The Court strongly presented evidence of implied dedication based on use, in which Ellis Picket of the Texas Upper Coast Surfrider Foundation Chapter, was cited for his personal affidavit testifying to the public's decades of beachgoing through engaging in usual beach related activities, such as swimming, boating, surfing, fishing, picnicking, sunbathing, beach combing and relaxing. The Court ruled, "[t]he summary judgment evidence shows that for a period of at least 40 years, the public has openly used Pedestrian Beach where these properties are located. The evidence shows that Pedestrian Beach 'has always' and 'forever' been a public beach 'widely' used by the public up to the line of vegetation without the public asking permission from any owner of the property; in the 1960s, Pedestrian Beach was a public road in the 1960s until cars were banned there by the Village; Pedestrian Beach was used by the public for typical activities such as swimming, fishing, sunbathing, playing, relaxing, beach combing, surfing; and Pedestrian Beach has been kept clean by members of the public."

Once again, Texas case law has recognized the common law "rolling easement" concept, especially in reciting the eloquent statement: "The law cannot freeze such an easement at one place any more than the law can freeze the beach itself. . . . An easement fixed in place while the beach moves would result in the easement being either under water or left high and dry inland, detached from the shore. Such easement, meant to preserve the public right to use and enjoy the beach, would then cease functioning for that purpose." quoting Matcha, 711 S.W.2d at 98-100.
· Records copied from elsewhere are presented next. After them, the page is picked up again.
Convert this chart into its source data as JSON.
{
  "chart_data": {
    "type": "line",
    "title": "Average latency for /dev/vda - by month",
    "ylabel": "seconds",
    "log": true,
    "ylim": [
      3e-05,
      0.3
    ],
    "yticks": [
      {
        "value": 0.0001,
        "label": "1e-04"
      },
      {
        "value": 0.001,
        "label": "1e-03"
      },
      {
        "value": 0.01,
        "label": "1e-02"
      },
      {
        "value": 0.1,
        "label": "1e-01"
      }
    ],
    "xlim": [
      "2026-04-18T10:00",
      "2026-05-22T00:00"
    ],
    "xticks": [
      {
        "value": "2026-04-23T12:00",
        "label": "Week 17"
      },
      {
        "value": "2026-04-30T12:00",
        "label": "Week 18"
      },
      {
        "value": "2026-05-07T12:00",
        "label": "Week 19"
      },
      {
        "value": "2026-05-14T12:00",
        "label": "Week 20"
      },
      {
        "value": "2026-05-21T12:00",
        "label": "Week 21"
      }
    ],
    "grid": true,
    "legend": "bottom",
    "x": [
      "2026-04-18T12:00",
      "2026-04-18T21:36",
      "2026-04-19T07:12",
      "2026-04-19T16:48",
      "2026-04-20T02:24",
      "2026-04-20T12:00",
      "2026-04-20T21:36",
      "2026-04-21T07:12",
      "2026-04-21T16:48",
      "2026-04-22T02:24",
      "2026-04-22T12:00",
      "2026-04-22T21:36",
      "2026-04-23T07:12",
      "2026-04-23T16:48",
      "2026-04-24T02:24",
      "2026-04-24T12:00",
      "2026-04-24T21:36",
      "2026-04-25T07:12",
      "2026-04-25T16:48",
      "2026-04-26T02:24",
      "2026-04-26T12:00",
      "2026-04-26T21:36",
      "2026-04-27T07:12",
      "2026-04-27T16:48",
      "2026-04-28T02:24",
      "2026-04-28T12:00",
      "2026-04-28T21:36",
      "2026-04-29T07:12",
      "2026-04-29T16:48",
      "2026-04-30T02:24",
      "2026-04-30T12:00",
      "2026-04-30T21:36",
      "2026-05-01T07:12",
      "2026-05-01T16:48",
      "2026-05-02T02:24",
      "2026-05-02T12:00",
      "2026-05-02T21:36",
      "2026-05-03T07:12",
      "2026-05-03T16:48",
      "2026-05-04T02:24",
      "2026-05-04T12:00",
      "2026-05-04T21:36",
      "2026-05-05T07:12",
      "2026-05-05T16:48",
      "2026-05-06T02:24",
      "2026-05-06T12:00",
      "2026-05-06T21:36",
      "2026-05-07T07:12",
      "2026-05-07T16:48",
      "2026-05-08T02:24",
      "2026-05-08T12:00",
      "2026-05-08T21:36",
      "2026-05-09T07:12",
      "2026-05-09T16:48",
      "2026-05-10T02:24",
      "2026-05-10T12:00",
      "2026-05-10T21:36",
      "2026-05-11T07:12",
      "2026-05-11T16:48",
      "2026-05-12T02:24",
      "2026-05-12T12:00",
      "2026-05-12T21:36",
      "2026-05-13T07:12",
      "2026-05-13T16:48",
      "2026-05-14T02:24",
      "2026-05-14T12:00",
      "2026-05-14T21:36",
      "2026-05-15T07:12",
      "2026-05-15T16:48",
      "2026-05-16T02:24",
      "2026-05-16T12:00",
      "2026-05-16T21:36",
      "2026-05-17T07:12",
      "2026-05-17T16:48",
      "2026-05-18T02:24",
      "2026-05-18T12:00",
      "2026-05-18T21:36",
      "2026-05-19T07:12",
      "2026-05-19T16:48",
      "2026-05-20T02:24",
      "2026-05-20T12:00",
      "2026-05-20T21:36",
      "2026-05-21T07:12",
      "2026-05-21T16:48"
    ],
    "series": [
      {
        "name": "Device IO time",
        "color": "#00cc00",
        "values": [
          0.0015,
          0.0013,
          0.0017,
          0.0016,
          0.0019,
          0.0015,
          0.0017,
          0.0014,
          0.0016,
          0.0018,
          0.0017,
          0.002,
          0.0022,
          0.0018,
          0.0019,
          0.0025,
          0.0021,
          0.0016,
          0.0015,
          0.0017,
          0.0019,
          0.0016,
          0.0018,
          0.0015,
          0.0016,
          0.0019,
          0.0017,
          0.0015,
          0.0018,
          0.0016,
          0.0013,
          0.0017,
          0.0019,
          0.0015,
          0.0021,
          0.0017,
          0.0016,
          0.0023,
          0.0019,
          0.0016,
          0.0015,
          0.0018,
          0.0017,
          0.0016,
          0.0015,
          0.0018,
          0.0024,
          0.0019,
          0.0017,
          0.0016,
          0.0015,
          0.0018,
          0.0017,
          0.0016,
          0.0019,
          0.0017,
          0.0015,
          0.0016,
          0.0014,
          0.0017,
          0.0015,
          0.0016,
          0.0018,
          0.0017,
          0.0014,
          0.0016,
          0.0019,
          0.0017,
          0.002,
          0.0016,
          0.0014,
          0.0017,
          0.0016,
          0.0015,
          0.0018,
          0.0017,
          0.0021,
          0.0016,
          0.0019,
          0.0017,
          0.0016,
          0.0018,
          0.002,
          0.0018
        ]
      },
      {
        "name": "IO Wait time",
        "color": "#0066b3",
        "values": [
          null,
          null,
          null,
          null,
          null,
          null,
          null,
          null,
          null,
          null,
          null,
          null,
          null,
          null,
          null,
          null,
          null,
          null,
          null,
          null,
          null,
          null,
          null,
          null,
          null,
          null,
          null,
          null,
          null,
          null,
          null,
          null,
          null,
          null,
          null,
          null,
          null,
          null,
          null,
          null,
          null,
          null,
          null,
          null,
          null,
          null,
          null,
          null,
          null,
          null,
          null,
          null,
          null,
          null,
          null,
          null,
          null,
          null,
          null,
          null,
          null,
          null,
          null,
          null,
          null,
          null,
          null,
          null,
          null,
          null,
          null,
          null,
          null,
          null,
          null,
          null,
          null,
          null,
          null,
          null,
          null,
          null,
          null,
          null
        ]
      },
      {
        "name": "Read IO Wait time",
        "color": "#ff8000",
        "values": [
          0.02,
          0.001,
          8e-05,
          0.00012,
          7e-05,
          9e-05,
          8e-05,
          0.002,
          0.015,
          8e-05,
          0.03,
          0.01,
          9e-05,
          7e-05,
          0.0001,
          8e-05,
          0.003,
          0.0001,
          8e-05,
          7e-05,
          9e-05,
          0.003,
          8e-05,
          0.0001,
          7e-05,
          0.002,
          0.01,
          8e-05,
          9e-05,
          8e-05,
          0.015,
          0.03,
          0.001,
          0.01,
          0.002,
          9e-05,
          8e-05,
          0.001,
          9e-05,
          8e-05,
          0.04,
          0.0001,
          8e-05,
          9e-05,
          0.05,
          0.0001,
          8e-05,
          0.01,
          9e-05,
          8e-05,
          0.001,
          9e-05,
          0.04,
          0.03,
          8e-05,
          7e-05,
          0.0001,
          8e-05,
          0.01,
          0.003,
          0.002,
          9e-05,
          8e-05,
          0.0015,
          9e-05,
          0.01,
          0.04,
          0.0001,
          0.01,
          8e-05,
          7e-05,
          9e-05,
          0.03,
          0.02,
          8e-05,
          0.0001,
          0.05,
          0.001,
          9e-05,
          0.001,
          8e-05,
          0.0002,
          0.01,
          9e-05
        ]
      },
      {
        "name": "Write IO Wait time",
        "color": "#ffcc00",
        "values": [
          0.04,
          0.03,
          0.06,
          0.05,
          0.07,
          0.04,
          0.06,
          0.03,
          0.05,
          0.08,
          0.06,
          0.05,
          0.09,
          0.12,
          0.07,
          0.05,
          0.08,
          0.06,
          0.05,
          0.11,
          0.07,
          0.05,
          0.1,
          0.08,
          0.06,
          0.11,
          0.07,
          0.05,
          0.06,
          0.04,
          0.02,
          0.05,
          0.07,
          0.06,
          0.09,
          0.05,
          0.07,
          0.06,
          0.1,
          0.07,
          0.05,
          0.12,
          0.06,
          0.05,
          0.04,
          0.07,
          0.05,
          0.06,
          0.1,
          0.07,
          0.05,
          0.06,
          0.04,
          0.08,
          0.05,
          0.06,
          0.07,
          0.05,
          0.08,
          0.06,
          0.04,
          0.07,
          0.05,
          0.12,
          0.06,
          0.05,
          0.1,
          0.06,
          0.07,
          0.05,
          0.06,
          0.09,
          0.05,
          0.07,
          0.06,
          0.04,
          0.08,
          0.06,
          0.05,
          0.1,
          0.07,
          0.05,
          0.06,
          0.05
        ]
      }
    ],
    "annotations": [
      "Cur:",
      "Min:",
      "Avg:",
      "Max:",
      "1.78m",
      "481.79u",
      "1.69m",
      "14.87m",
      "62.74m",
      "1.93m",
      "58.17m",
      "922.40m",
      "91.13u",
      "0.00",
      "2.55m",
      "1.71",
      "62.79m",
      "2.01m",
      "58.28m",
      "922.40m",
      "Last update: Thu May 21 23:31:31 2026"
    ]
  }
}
Finally, the Court explained why the takings clause does not apply to a rolling easement: "The specific question we answer today, which has not previously been addressed by this Court or another court of appeals of this State, is whether a taking occurs when an easement rolls to a house that was not initially on the easement. Although this specific question is a matter of first impression, Texas courts of appeals have consistently held that removal of a structure or obstruction from the public easement under the Open Beaches Act is not a taking because the Act does not create an easement, but provides a method of enforcing an easement acquired by other means." See Seaway, 375 S.W.2d at 930; see also Arrington, 767 S.W.2d at 958; Moody, 593 S.W.2d at 379-80, and distinguishing Nollan v. California Coastal Commission.

In sum, this important case reaffirms the strong Texas Open Beaches Act by broadly defining an encroachment to public access, confirming the common law underpinnings and logic of the concept of rolling easements, and denying the claim for "takings" in the instance of a private structure coming onto public land.